Shards of glass surrounded a tan Toyota Tacoma in the middle of McDonalds. A woman reeking of alcohol sat stunned in the driver’s seat.
“It surprised me how unexcited I was,” Lyons told the St. Augustine Record. “It was like, OK, there’s a truck in the lobby.”
Approximately 300,000 people drive under the influence each day, According to Mothers Against Drunk Driving (M.A.D.D.). Each year, 10,288 people are killed and 350,000 people are injured by drunk driving. “Driving under the influence” is defined as having a blood-alcohol-concentration of .08. At .08, muscle coordination become poor, danger becomes harder to detect, and judgment is impaired
The problem with drunk driving is that its consequences reach further than just the driver. Drunk driving has a domino effect.
Ashlee Mergler, a sophomore at Flagler College, was rounding the corner of Dunes Cracker House to the spot where she had parked her Acura when she did a double take. It was gone.

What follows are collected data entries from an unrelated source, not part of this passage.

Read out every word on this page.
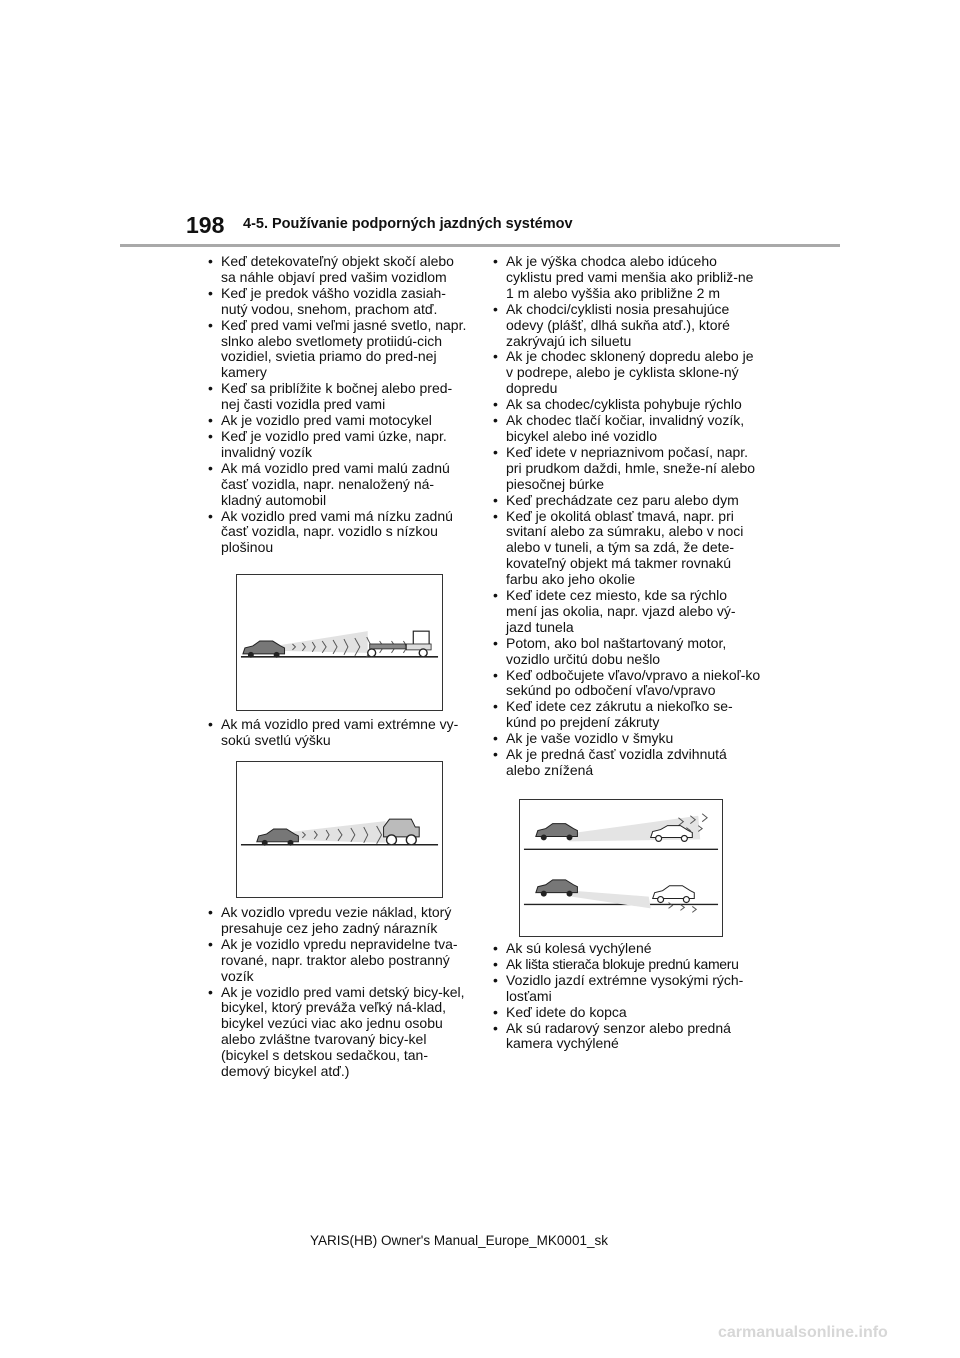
198 4-5. Používanie podporných jazdných systémov
• Keď detekovateľný objekt skočí alebo sa náhle objaví pred vašim vozidlom
• Keď je predok vášho vozidla zasiah-nutý vodou, snehom, prachom atď.
• Keď pred vami veľmi jasné svetlo, napr. slnko alebo svetlomety protiidú-cich vozidiel, svietia priamo do pred-nej kamery
• Keď sa priblížite k bočnej alebo pred-nej časti vozidla pred vami
• Ak je vozidlo pred vami motocykel
• Keď je vozidlo pred vami úzke, napr. invalidný vozík
• Ak má vozidlo pred vami malú zadnú časť vozidla, napr. nenaložený ná-kladný automobil
• Ak vozidlo pred vami má nízku zadnú časť vozidla, napr. vozidlo s nízkou plošinou
• Ak má vozidlo pred vami extrémne vy-sokú svetlú výšku
• Ak vozidlo vpredu vezie náklad, ktorý presahuje cez jeho zadný nárazník
• Ak je vozidlo vpredu nepravidelne tva-rované, napr. traktor alebo postranný vozík
• Ak je vozidlo pred vami detský bicy-kel, bicykel, ktorý preváža veľký ná-klad, bicykel vezúci viac ako jednu osobu alebo zvláštne tvarovaný bicy-kel (bicykel s detskou sedačkou, tan-demový bicykel atď.)
• Ak je výška chodca alebo idúceho cyklistu pred vami menšia ako približ-ne 1 m alebo vyššia ako približne 2 m
• Ak chodci/cyklisti nosia presahujúce odevy (plášť, dlhá sukňa atď.), ktoré zakrývajú ich siluetu
• Ak je chodec sklonený dopredu alebo je v podrepe, alebo je cyklista sklone-ný dopredu
• Ak sa chodec/cyklista pohybuje rýchlo
• Ak chodec tlačí kočiar, invalidný vozík, bicykel alebo iné vozidlo
• Keď idete v nepriaznivom počasí, napr. pri prudkom daždi, hmle, sneže-ní alebo piesočnej búrke
• Keď prechádzate cez paru alebo dym
• Keď je okolitá oblasť tmavá, napr. pri svitaní alebo za súmraku, alebo v noci alebo v tuneli, a tým sa zdá, že dete-kovateľný objekt má takmer rovnakú farbu ako jeho okolie
• Keď idete cez miesto, kde sa rýchlo mení jas okolia, napr. vjazd alebo vý-jazd tunela
• Potom, ako bol naštartovaný motor, vozidlo určitú dobu nešlo
• Keď odbočujete vľavo/vpravo a niekoľ-ko sekúnd po odbočení vľavo/vpravo
• Keď idete cez zákrutu a niekoľko se-kúnd po prejdení zákruty
• Ak je vaše vozidlo v šmyku
• Ak je predná časť vozidla zdvihnutá alebo znížená
• Ak sú kolesá vychýlené
• Ak lišta stierača blokuje prednú kameru
• Vozidlo jazdí extrémne vysokými rých-losťami
• Keď idete do kopca
• Ak sú radarový senzor alebo predná kamera vychýlené
YARIS(HB) Owner's Manual_Europe_MK0001_sk
carmanualsonline.info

Mergler made the smart decision of walking home with a friend. But, the police later discovered her smashed Acura in the woods nearby. It had been stolen by an intoxicated customer of Dunes.
“I suffered from stress because of one drunk driver. I pretty much lost my social life for a month, ” Mergler said.

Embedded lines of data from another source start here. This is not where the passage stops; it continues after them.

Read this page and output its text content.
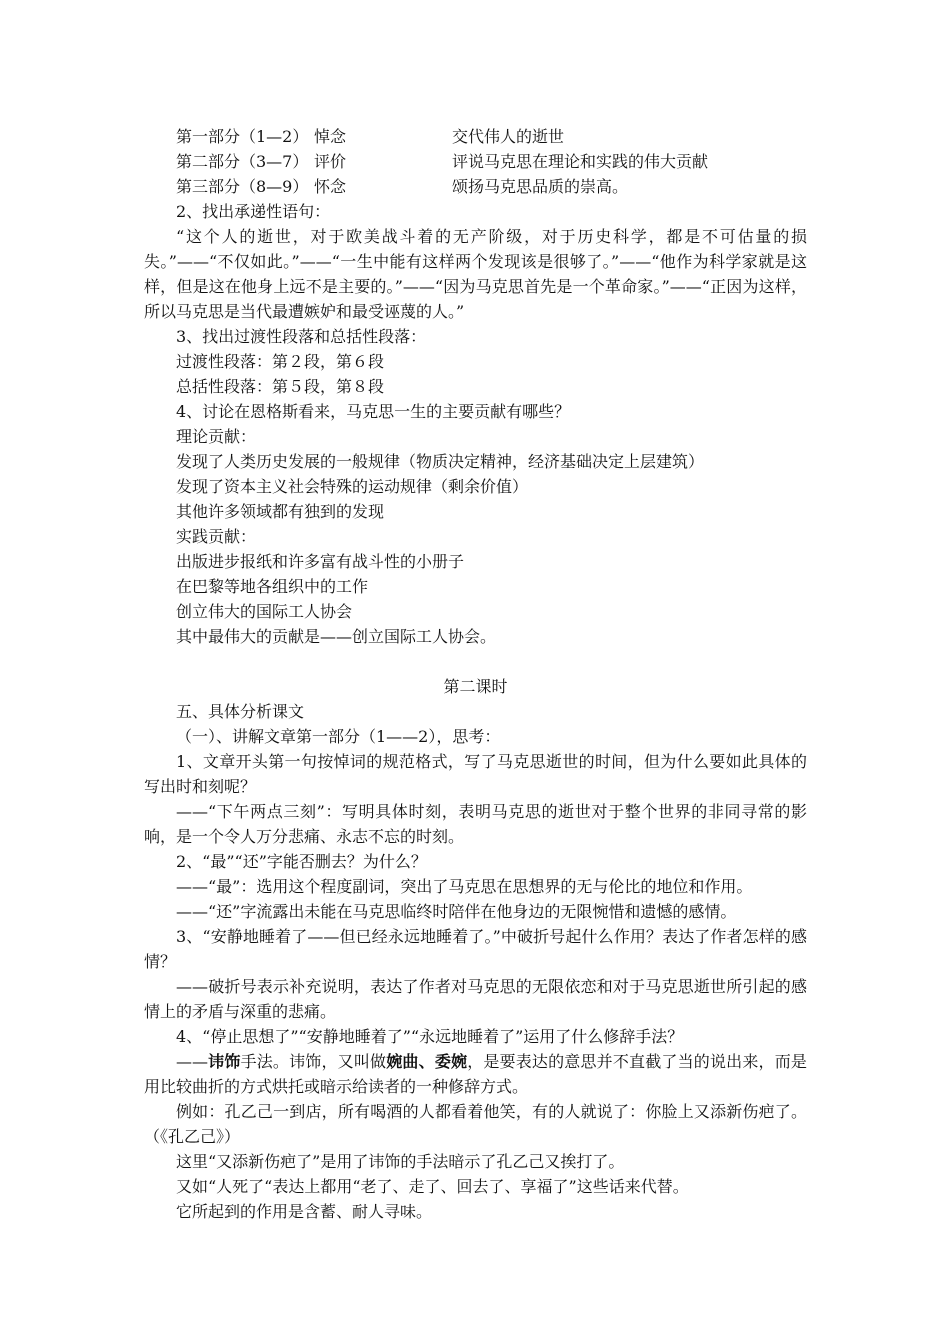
第一部分（1—2） 悼念	交代伟人的逝世
第二部分（3—7） 评价	评说马克思在理论和实践的伟大贡献
第三部分（8—9） 怀念	颂扬马克思品质的崇高。
2、找出承递性语句：
“这个人的逝世，对于欧美战斗着的无产阶级，对于历史科学，都是不可估量的损失。”——“不仅如此。”——“一生中能有这样两个发现该是很够了。”——“他作为科学家就是这样，但是这在他身上远不是主要的。”——“因为马克思首先是一个革命家。”——“正因为这样，所以马克思是当代最遭嫉妒和最受诬蔑的人。”
3、找出过渡性段落和总括性段落：
过渡性段落：第２段，第６段
总括性段落：第５段，第８段
4、讨论在恩格斯看来，马克思一生的主要贡献有哪些？
理论贡献：
发现了人类历史发展的一般规律（物质决定精神，经济基础决定上层建筑）
发现了资本主义社会特殊的运动规律（剩余价值）
其他许多领域都有独到的发现
实践贡献：
出版进步报纸和许多富有战斗性的小册子
在巴黎等地各组织中的工作
创立伟大的国际工人协会
其中最伟大的贡献是——创立国际工人协会。
第二课时
五、具体分析课文
（一）、讲解文章第一部分（1——2），思考：
1、文章开头第一句按悼词的规范格式，写了马克思逝世的时间，但为什么要如此具体的写出时和刻呢？
——“下午两点三刻”：写明具体时刻，表明马克思的逝世对于整个世界的非同寻常的影响，是一个令人万分悲痛、永志不忘的时刻。
2、“最”“还”字能否删去？为什么？
——“最”：选用这个程度副词，突出了马克思在思想界的无与伦比的地位和作用。
——“还”字流露出未能在马克思临终时陪伴在他身边的无限惋惜和遗憾的感情。
3、“安静地睡着了——但已经永远地睡着了。”中破折号起什么作用？表达了作者怎样的感情？
——破折号表示补充说明，表达了作者对马克思的无限依恋和对于马克思逝世所引起的感情上的矛盾与深重的悲痛。
4、“停止思想了”“安静地睡着了”“永远地睡着了”运用了什么修辞手法？
——讳饰手法。讳饰，又叫做婉曲、委婉，是要表达的意思并不直截了当的说出来，而是用比较曲折的方式烘托或暗示给读者的一种修辞方式。
例如：孔乙己一到店，所有喝酒的人都看着他笑，有的人就说了：你脸上又添新伤疤了。（《孔乙己》）
这里“又添新伤疤了”是用了讳饰的手法暗示了孔乙己又挨打了。
又如“人死了“表达上都用“老了、走了、回去了、享福了”这些话来代替。
它所起到的作用是含蓄、耐人寻味。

Mergler is one of many college students across the nation who hits the bars to start off the weekend, or to celebrate Monday’s completion or “thirsty Thursday.” Going out and drinking is part of the culture of young adults in America.
Many times it’s underage drinkers who engage the most in drunk driving—because they don’t want to tell someone that they’re intoxicated. One in five college students admit to driving while drunk, and 40% have ridden with a drunk driver, according to a U.S. News survey.
Dr. Glenn Goldberg, Director of Counseling Services at Flagler College, claims that college kids don’t realize the severity of their actions until it’s too late.
“Most students that come see me are in denial,” Goldberg said. “They think they’re suffering from bad luck, not reality.”
Even after they’ve been involved in a drunk driving incident of their own, students still overestimate and water-down the truth. Jannette Cintron Houston didn’t wake up the morning of November 2nd and think, Today’s the day I’ll crash into McDonald’s.
Experts say if it happened once, it can happen again.
If it happened to one person, it can happen to anyone.